I believe that if we should just “don’t worry; be happy” the threat level should be reduced to green. And if a terrorist attack occurs Mr. Bush should be prepared to take the for it. Or if there really is a threat the country should be more fully mobilized and real security provisions taken in airports, the air, and in public buildings. And if the economy suffers Mr. Bush should be prepared to take the consequences of that.

5 comments… add one
  • I offer an alternate version of what these guys were up to: (More details on my link)

    The guys got on the plane. They were part of a group, and they may have been a little nervous because they knew they were “flying while muslim” and all eyes were on them. They gave each other “thumbs-up” everything’s OK kinda gestures, and looked around to see each other’s seat locations and give each other reassuring looks. Then someone remembered that they needed to pray before take-off, so they all got up to go wash in the bathrooms. Some of the guys didn’t want to wait so they went to the bathrooms in the back. One guy read from his pocket Koran. Another guy got his “earthly object” from the overhead compartment and went to the back of the plane so he could pray disctreetly at the back of the plane while standing and facing Mecca, because he is a good muslim and wants to follow his religion properly. Other guys decided to pray in the bathrooms, which is OK, too.

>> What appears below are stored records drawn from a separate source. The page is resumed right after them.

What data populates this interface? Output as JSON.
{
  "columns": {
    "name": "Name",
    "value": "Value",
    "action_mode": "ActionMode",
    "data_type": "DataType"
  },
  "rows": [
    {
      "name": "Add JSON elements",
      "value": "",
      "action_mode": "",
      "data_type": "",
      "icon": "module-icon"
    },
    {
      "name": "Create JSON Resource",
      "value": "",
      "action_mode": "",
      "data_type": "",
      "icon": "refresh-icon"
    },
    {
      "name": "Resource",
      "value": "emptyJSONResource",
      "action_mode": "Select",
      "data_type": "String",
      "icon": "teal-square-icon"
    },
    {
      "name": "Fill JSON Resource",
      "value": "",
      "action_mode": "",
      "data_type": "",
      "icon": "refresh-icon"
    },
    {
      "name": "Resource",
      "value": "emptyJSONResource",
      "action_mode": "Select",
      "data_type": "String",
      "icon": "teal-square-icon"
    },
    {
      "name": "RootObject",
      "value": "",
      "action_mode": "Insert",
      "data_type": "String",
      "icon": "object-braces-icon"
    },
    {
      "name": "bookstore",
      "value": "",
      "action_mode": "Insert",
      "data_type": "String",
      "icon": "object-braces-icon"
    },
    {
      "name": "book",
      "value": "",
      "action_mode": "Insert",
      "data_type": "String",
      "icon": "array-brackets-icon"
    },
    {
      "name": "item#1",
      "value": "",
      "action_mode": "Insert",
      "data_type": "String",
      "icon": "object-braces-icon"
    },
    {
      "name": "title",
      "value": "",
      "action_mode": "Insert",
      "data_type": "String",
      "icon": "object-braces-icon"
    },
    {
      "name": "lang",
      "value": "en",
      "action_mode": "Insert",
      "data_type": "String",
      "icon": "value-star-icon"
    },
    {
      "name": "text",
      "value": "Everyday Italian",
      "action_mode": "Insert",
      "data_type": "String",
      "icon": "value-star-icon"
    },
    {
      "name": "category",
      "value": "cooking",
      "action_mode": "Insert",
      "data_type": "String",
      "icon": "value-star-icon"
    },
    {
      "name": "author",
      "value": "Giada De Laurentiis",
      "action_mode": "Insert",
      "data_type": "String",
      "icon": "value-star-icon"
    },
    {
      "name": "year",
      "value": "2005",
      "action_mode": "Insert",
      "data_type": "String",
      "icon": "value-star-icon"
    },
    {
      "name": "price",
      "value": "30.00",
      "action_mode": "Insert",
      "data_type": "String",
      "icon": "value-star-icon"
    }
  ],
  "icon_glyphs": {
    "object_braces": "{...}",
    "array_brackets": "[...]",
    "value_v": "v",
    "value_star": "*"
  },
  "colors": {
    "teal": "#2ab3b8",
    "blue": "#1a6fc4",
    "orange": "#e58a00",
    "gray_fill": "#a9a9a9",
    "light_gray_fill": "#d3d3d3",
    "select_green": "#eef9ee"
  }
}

  • That explanation had occurred to me as well. Or that they had noticed that some of the other passengers looked nervous so they decided to play along a little.

  • AMac Link

    >play along a little.

    Or play with the passengers a lot. That’s my current working hypothesis. The post-9/11 book Granta 77: What We Think of America presented 24 non-Americans’ essays, a few sympathetic, most quite jaundiced (briefly reviewed here. Selfish, materialistic, hegemonistic, bigoted, etc. Easy for me to imagine this as the predominant ethos among a dozen or so Arab musicians–sure, we’re attracted to America and want to visit and tour, but at the same time we are repelled by it, for Granta’s reasons and perhaps Qtub’s as well.

    So when members of this group feel the unfriendly eyes of crew and passengers on them, their natural response might well be to put on a vaguely menacing ‘show’ such as Jacobsen describes, carrying a McDonald’s bag to the lav and all. And while they despise America, they still know it ain’t Syria. They would rightly anticipate detention and questioning at flight’s end, but no worse.

  • The thing that gets me, AMac, is that many Europeans and most Middle Easterners are like Will Rogers: they only know what they read in the newspaper. That’s extremely clear from the polls in Iraq, for example, in which 80%+ of the Iraqis have never even seen an American. So, how did they form an unfavorable impression? From what somebody told them.

  • AMac Link

    A National Review staffer (though apparently not an NYT reporter) knew how to use Google. Donald Sensing reports that the Syrian Band was real and has been identified.